Cannes 2022 Vanskabte Land de Hlynur Palmason

Godland
Godland

Vanskabte Land

de Hlynur Palmason

Godland de Hlynur Palmason, présenté à Un Certain Regard au Festival de Cannes, vient d’un double titre original, Vanskabte Land/Volaoa Land, en danois et en islandais qui signifient « terre misérable ».

Après avoir été découvert à Cannes et chaudement applaudi pour ses deux précédents films (Winter Brothers et Un jour si blanc) le cinéaste travaille sur les défaillances du corps en proie à un environnement hostile et sur le problème de communication causé par la barrière de langage

Au XIXe siècle, Lucas (Elliott Crosset Hove), est missionné par l’Eglise du Danemark pour aller bâtir une église en terre d’Islande, réputée inhospitalière. On lui adjoint un dénommé Ragnar (Ingvar Sigurdsson) qui ne parle pas un mot de danois. Les deux hommes embarquent sur un navire. Sur le bateau qui le mène à sa mission, Lucas tente durant la traversée d’apprendre la langue islandaise. A commencer par des mots qui désignent la pluie en islandais.

Après un long et aride périple pour rejoindre le village, Lucas se réveille après une période d’inconscience dans la maison d’un veuf danois robuste, Carl (Jacob Hauberg Lohmann), et de ses deux filles, Anna (Vic Carmen Sonne) qui est majeure et sa sœur cadette Ida (Ída Mekkín Hlynsdóttir) d’une quinzaine d’année.

Lors de son premier dîner avec eux, Lucas est plongé dans un étrange silence, apparemment stupéfait d’être en vie. Il réagit à peine lorsque Carl manifeste sa malveillance.

La construction de l’église est bien avancée. Bien qu’il participe aux festivités du mariage des agriculteurs voisins, Lucas refuse d’organiser leur cérémonie nuptiale parce que le lieu de culte n’est qu’à moitié terminé.

Pendant ce temps, les spéculations grandissent parmi les habitants, y compris Ida qui veut savoir si Lucas épousera Anna, sa soeur. Elle dit au prêtre «  si tu te marie avec Anna, tu dois te marier avec moi aussi ».

La dernière ligne droite tonitruante du drame commence lorsque Ragnar s’approche de Lucas alors qu’il photographie le littoral et demande au prêtre de prendre sa photo, comme il l’a fait pour Carl, Anna, Ida et d’autres.
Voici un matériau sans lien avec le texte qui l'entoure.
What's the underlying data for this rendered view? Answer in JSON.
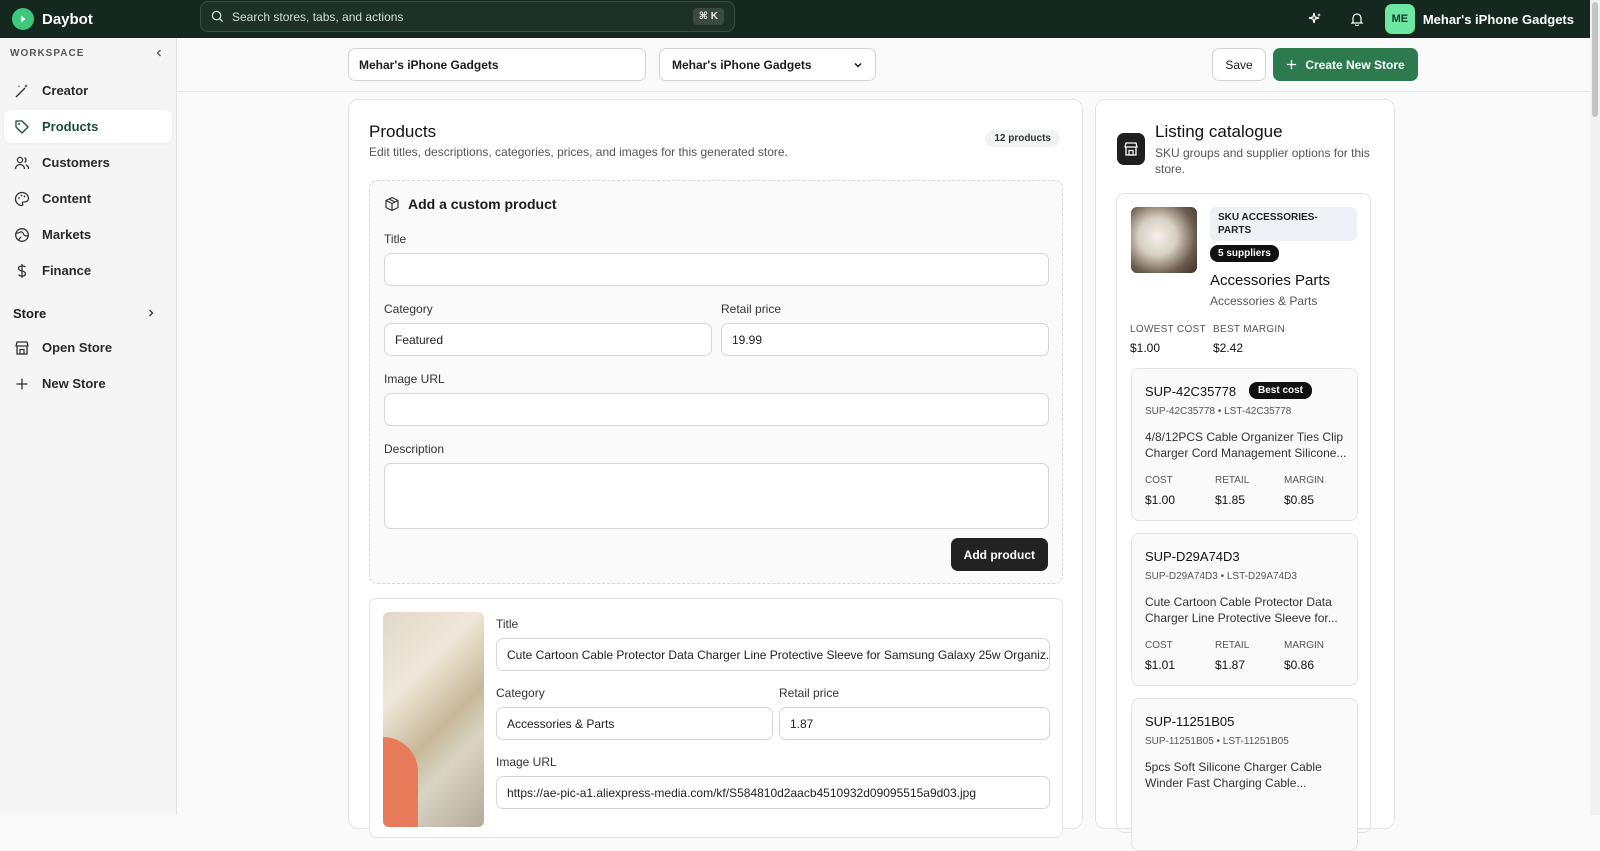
{
  "app": {
    "name": "Daybot"
  },
  "search": {
    "placeholder": "Search stores, tabs, and actions",
    "shortcut": "⌘ K"
  },
  "user": {
    "initials": "ME",
    "name": "Mehar's iPhone Gadgets"
  },
  "sidebar": {
    "workspace_label": "WORKSPACE",
    "items": [
      {
        "label": "Creator",
        "icon": "wand-icon"
      },
      {
        "label": "Products",
        "icon": "tag-icon",
        "active": true
      },
      {
        "label": "Customers",
        "icon": "users-icon"
      },
      {
        "label": "Content",
        "icon": "palette-icon"
      },
      {
        "label": "Markets",
        "icon": "globe-icon"
      },
      {
        "label": "Finance",
        "icon": "dollar-icon"
      }
    ],
    "store_label": "Store",
    "store_items": [
      {
        "label": "Open Store",
        "icon": "storefront-icon"
      },
      {
        "label": "New Store",
        "icon": "plus-icon"
      }
    ]
  },
  "header": {
    "store_name_value": "Mehar's iPhone Gadgets",
    "store_select_value": "Mehar's iPhone Gadgets",
    "save_label": "Save",
    "create_label": "Create New Store"
  },
  "products": {
    "title": "Products",
    "subtitle": "Edit titles, descriptions, categories, prices, and images for this generated store.",
    "count": "12 products",
    "custom": {
      "title": "Add a custom product",
      "title_label": "Title",
      "title_value": "",
      "category_label": "Category",
      "category_value": "Featured",
      "price_label": "Retail price",
      "price_value": "19.99",
      "image_label": "Image URL",
      "image_value": "",
      "description_label": "Description",
      "add_label": "Add product"
    },
    "item": {
      "title_label": "Title",
      "title_value": "Cute Cartoon Cable Protector Data Charger Line Protective Sleeve for Samsung Galaxy 25w Organiz.",
      "category_label": "Category",
      "category_value": "Accessories & Parts",
      "price_label": "Retail price",
      "price_value": "1.87",
      "image_label": "Image URL",
      "image_value": "https://ae-pic-a1.aliexpress-media.com/kf/S584810d2aacb4510932d09095515a9d03.jpg"
    }
  },
  "catalogue": {
    "title": "Listing catalogue",
    "subtitle": "SKU groups and supplier options for this store.",
    "group": {
      "sku": "SKU ACCESSORIES-PARTS",
      "suppliers": "5 suppliers",
      "name": "Accessories Parts",
      "category": "Accessories & Parts",
      "lowest_cost_label": "LOWEST COST",
      "lowest_cost": "$1.00",
      "best_margin_label": "BEST MARGIN",
      "best_margin": "$2.42"
    },
    "cost_label": "COST",
    "retail_label": "RETAIL",
    "margin_label": "MARGIN",
    "best_cost_label": "Best cost",
    "suppliers": [
      {
        "name": "SUP-42C35778",
        "ids": "SUP-42C35778 • LST-42C35778",
        "desc1": "4/8/12PCS Cable Organizer Ties Clip",
        "desc2": "Charger Cord Management Silicone...",
        "cost": "$1.00",
        "retail": "$1.85",
        "margin": "$0.85"
      },
      {
        "name": "SUP-D29A74D3",
        "ids": "SUP-D29A74D3 • LST-D29A74D3",
        "desc1": "Cute Cartoon Cable Protector Data",
        "desc2": "Charger Line Protective Sleeve for...",
        "cost": "$1.01",
        "retail": "$1.87",
        "margin": "$0.86"
      },
      {
        "name": "SUP-11251B05",
        "ids": "SUP-11251B05 • LST-11251B05",
        "desc1": "5pcs Soft Silicone Charger Cable",
        "desc2": "Winder Fast Charging Cable...",
        "cost": "",
        "retail": "",
        "margin": ""
      }
    ]
  }
}
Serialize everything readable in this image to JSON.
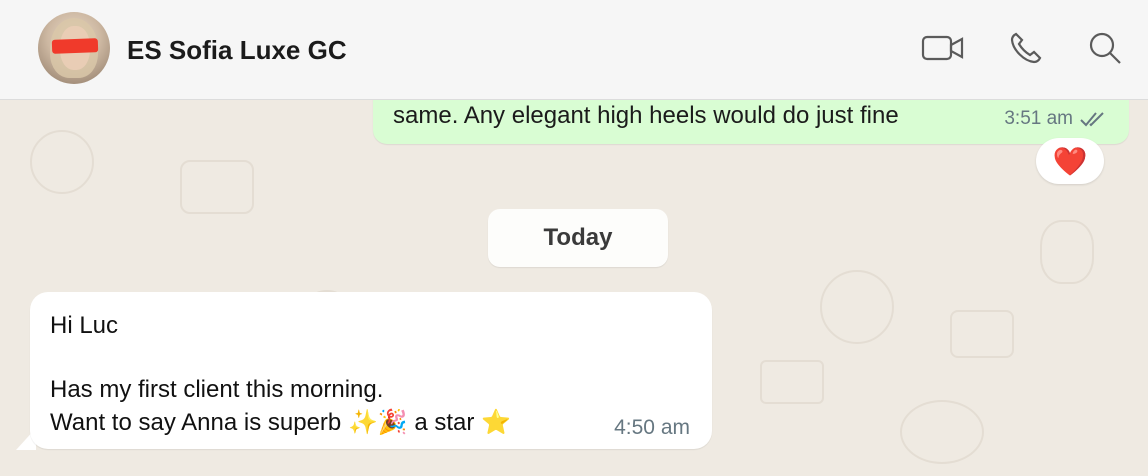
{
  "header": {
    "chat_title": "ES Sofia Luxe GC",
    "icons": [
      "video-call-icon",
      "voice-call-icon",
      "search-icon"
    ]
  },
  "messages": [
    {
      "direction": "outgoing",
      "text": "same. Any elegant high heels would do just fine",
      "time": "3:51 am",
      "status": "read",
      "reaction": "❤️"
    },
    {
      "type": "date_separator",
      "label": "Today"
    },
    {
      "direction": "incoming",
      "lines": [
        "Hi Luc",
        "",
        "Has my first client this morning.",
        "Want to say Anna is superb ✨🎉 a star ⭐"
      ],
      "time": "4:50 am"
    }
  ],
  "colors": {
    "header_bg": "#f6f6f6",
    "chat_bg": "#efeae2",
    "outgoing_bubble": "#d9fdd3",
    "incoming_bubble": "#ffffff",
    "read_ticks": "#667781",
    "redaction": "#f03a2b"
  }
}
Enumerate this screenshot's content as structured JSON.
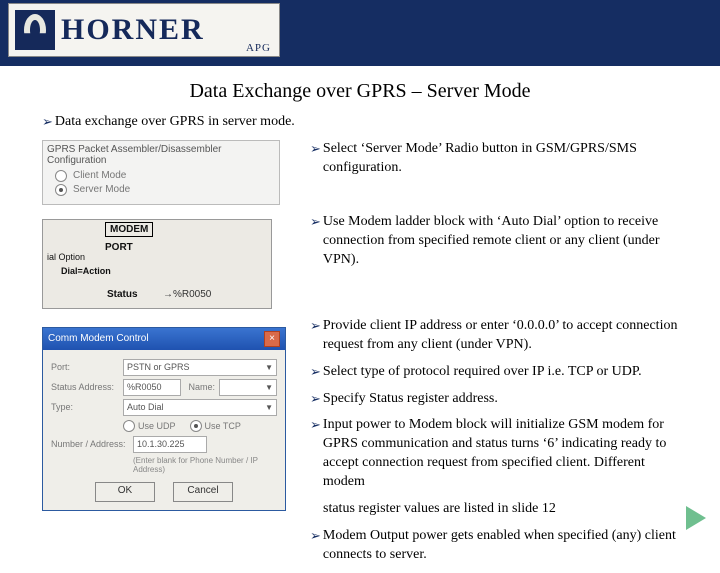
{
  "logo": {
    "name": "HORNER",
    "sub": "APG"
  },
  "title": "Data Exchange over GPRS – Server Mode",
  "intro": "Data exchange over GPRS in server mode.",
  "gprs": {
    "title": "GPRS Packet Assembler/Disassembler Configuration",
    "opt_client": "Client Mode",
    "opt_server": "Server Mode"
  },
  "modem": {
    "hdr": "MODEM",
    "lbl1": "ial Option",
    "lbl2": "PORT",
    "lbl3": "Dial=Action",
    "status_lbl": "Status",
    "status_val": "→%R0050"
  },
  "comm": {
    "title": "Comm Modem Control",
    "port_lbl": "Port:",
    "port_val": "PSTN or GPRS",
    "status_lbl": "Status Address:",
    "status_val": "%R0050",
    "name_lbl": "Name:",
    "name_val": "",
    "type_lbl": "Type:",
    "type_val": "Auto Dial",
    "proto_udp": "Use UDP",
    "proto_tcp": "Use TCP",
    "num_lbl": "Number / Address:",
    "num_val": "10.1.30.225",
    "hint": "(Enter blank for Phone Number / IP Address)",
    "ok": "OK",
    "cancel": "Cancel"
  },
  "bullets": {
    "b1": "Select ‘Server Mode’ Radio button in GSM/GPRS/SMS configuration.",
    "b2": " Use Modem ladder block with ‘Auto Dial’ option to receive connection from specified remote client or any client (under VPN).",
    "b3": "Provide client IP address or enter ‘0.0.0.0’ to accept connection request from any client (under VPN).",
    "b4": "Select type of protocol required over IP i.e. TCP or UDP.",
    "b5": "Specify Status register address.",
    "b6": "Input power to Modem block will initialize GSM modem for GPRS communication and status turns ‘6’ indicating ready to accept connection request from specified client. Different modem",
    "b6b": "status register values are listed in slide 12",
    "b7": "Modem Output power gets enabled when specified (any) client connects to server."
  }
}
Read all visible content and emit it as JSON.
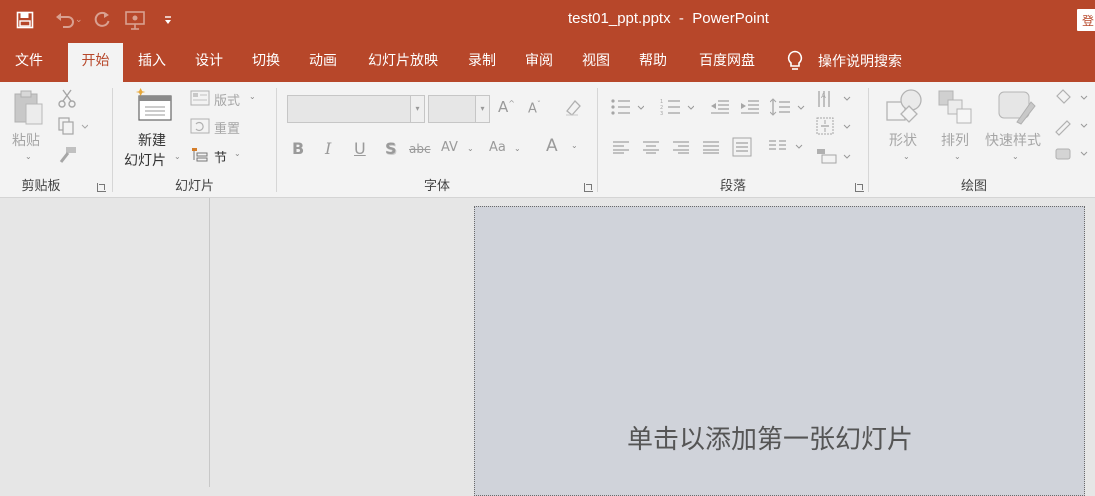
{
  "window": {
    "title": "test01_ppt.pptx  -  PowerPoint",
    "signin_label": "登"
  },
  "quick_access": {
    "items": [
      "save-icon",
      "undo-icon",
      "redo-icon",
      "present-from-start-icon",
      "customize-qat-icon"
    ]
  },
  "tabs": [
    "文件",
    "开始",
    "插入",
    "设计",
    "切换",
    "动画",
    "幻灯片放映",
    "录制",
    "审阅",
    "视图",
    "帮助",
    "百度网盘"
  ],
  "active_tab": "开始",
  "tell_me": {
    "label": "操作说明搜索",
    "icon": "lightbulb-icon"
  },
  "ribbon": {
    "clipboard": {
      "label": "剪贴板",
      "paste": "粘贴"
    },
    "slides": {
      "label": "幻灯片",
      "new_slide_line1": "新建",
      "new_slide_line2": "幻灯片",
      "layout": "版式",
      "reset": "重置",
      "section": "节"
    },
    "font": {
      "label": "字体",
      "font_name": "",
      "font_size": "",
      "bold": "B",
      "italic": "I",
      "underline": "U",
      "shadow": "S",
      "strikethrough": "abc",
      "spacing": "AV",
      "change_case": "Aa",
      "font_color": "A"
    },
    "paragraph": {
      "label": "段落"
    },
    "drawing": {
      "label": "绘图",
      "shapes": "形状",
      "arrange": "排列",
      "quick_styles": "快速样式"
    }
  },
  "slide": {
    "placeholder": "单击以添加第一张幻灯片"
  },
  "colors": {
    "accent": "#b7472a",
    "ribbon_bg": "#f3f3f3",
    "workspace_bg": "#e6e6e6",
    "slide_bg": "#d0d3da",
    "disabled": "#a6a6a6"
  }
}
Le refus mesquin de Lucas est saisissant, d’autant plus lorsque l’Islandais se lance dans une litanie confessionnelle de ses péchés, chacun ponctué du refrain « Priez pour moi ». Ce qui suit révèle à quel point la bataille des volontés est profondément gravée dans l’âme des deux hommes, avec un conflit ancré même dans leur manque de langue commune, mais seul Ragnar semble capable d’humilité. Apprenant pendant la  confession que Ragnar a tué son cheval, Lucas devient fou  furieux et tue Ragnar.

Cette scène bouleversante est suivie d’une autre encore plus troublante alors que Lucas commence son premier service dans l’église maintenant terminée. Et la nature révèle qu’il est inapte à prêcher la parole de Dieu.

Le film suggère la détermination illusoire de nombreux missionnaires dans des pays étrangers, apportant avec eux non pas la sainteté mais la violence et l’agitation spirituelle.

Le talent du réalisateur réside davantage dans l’étude entre l’être et la matière plutôt dans les rapports internes entre les êtres. Le film constitue un petit chef-d’oeuvre dont l’émotion vous accompagne tout le long du récit.

Godland de Hlynur Palmason, avec Elliott Crosset Hove, Ingvar Eggert Sigurôsson et Victoria Carmen Sonne.